33. The composition of claim 29, wherein the one or more polyphenolic compounds comprises between 100 nM and 20 mM of each of pinoresinol, oleocanthal or a mixture thereof.

34. The composition of claim 29, wherein the one or more olives comprise a virgin olive oil.

35. The composition of claim 29, wherein the one or more polyphenolic compounds affects cell proliferation by modifying apoptosis, induction of cell cycle arrest, decrease in cell proliferation, or a combination thereof.

36. A method for treating gastrointestinal inflammation in a subject, comprising the step of:

administering a pharmaceutical effective amount of a polyphenolic composition to the subject to treat gastrointestinal inflammation, wherein the polyphenolic composition comprises one or more polyphenolic compounds extracted from one or more Olea europaea Caiazzana olives and affects abnormal cell proliferation in the subject.

37. The method of claim 36, wherein the gastrointestinal inflammation is inflammatory bowel disease.

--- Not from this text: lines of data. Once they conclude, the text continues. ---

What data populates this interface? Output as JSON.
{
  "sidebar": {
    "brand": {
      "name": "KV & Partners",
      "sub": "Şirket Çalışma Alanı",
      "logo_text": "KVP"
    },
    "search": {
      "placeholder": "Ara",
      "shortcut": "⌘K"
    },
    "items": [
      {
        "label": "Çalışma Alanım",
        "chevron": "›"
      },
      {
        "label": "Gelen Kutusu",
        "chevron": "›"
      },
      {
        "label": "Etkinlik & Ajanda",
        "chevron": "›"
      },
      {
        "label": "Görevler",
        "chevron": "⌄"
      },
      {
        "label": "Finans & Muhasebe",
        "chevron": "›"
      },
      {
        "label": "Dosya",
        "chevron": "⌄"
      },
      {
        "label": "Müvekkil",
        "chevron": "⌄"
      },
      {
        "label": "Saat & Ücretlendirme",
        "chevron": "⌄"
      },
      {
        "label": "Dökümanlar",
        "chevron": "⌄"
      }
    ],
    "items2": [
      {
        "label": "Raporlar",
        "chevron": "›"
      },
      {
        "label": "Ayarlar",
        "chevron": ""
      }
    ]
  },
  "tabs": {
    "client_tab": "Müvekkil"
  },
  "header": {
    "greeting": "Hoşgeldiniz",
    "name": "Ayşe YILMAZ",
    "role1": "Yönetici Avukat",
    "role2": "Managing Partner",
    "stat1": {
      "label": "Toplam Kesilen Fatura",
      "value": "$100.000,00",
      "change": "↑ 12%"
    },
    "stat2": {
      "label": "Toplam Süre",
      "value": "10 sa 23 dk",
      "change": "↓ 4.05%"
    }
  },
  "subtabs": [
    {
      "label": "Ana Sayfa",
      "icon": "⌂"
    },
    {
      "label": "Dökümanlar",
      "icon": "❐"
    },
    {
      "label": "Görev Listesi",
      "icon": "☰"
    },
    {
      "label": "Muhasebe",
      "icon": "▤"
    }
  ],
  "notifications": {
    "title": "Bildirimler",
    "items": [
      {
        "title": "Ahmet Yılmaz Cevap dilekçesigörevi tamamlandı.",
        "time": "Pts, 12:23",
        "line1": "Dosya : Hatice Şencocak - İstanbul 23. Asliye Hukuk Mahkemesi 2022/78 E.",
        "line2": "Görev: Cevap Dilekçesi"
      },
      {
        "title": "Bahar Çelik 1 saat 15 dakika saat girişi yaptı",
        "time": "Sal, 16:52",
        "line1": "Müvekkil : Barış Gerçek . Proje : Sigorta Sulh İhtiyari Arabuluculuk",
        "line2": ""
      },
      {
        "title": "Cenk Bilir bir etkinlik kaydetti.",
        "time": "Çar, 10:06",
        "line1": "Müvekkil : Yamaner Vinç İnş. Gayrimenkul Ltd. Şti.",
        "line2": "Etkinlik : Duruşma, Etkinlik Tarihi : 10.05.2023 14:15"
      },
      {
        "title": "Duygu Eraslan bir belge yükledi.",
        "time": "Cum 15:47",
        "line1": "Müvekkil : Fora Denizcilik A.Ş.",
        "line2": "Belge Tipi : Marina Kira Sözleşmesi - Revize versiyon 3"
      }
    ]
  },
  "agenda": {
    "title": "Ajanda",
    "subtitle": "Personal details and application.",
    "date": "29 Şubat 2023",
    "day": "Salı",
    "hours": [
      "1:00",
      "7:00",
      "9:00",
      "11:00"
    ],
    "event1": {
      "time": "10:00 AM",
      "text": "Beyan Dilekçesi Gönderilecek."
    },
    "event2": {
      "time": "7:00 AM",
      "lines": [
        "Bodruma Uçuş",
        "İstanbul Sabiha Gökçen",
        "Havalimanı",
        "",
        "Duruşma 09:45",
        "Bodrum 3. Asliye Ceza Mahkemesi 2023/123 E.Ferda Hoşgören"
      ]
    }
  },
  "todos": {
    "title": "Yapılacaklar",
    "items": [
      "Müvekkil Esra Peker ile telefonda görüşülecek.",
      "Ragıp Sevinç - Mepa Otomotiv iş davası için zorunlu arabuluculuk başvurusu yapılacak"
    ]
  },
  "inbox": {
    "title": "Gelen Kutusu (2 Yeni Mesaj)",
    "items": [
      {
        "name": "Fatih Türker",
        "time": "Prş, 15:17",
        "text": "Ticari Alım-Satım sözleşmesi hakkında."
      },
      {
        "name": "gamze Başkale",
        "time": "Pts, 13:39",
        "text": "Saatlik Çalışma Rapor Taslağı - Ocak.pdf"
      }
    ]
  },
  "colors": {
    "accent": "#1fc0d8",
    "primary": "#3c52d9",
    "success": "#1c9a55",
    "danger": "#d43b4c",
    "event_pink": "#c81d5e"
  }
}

38. The method of claim 37, wherein the inflammatory bowel disease is Crohn's disease, ulcerative colitis, indeterminate colitis, infectious colitis or combinations thereof.

39. A dietary supplement for the treatment or prevention of gastrointestinal inflammation in a subject, comprising:

a pharmaceutical carrier; and

an pharmaceutical effective amount of one or more polyphenolic compounds extracted from one or more Olea europaea Caiazzana olives.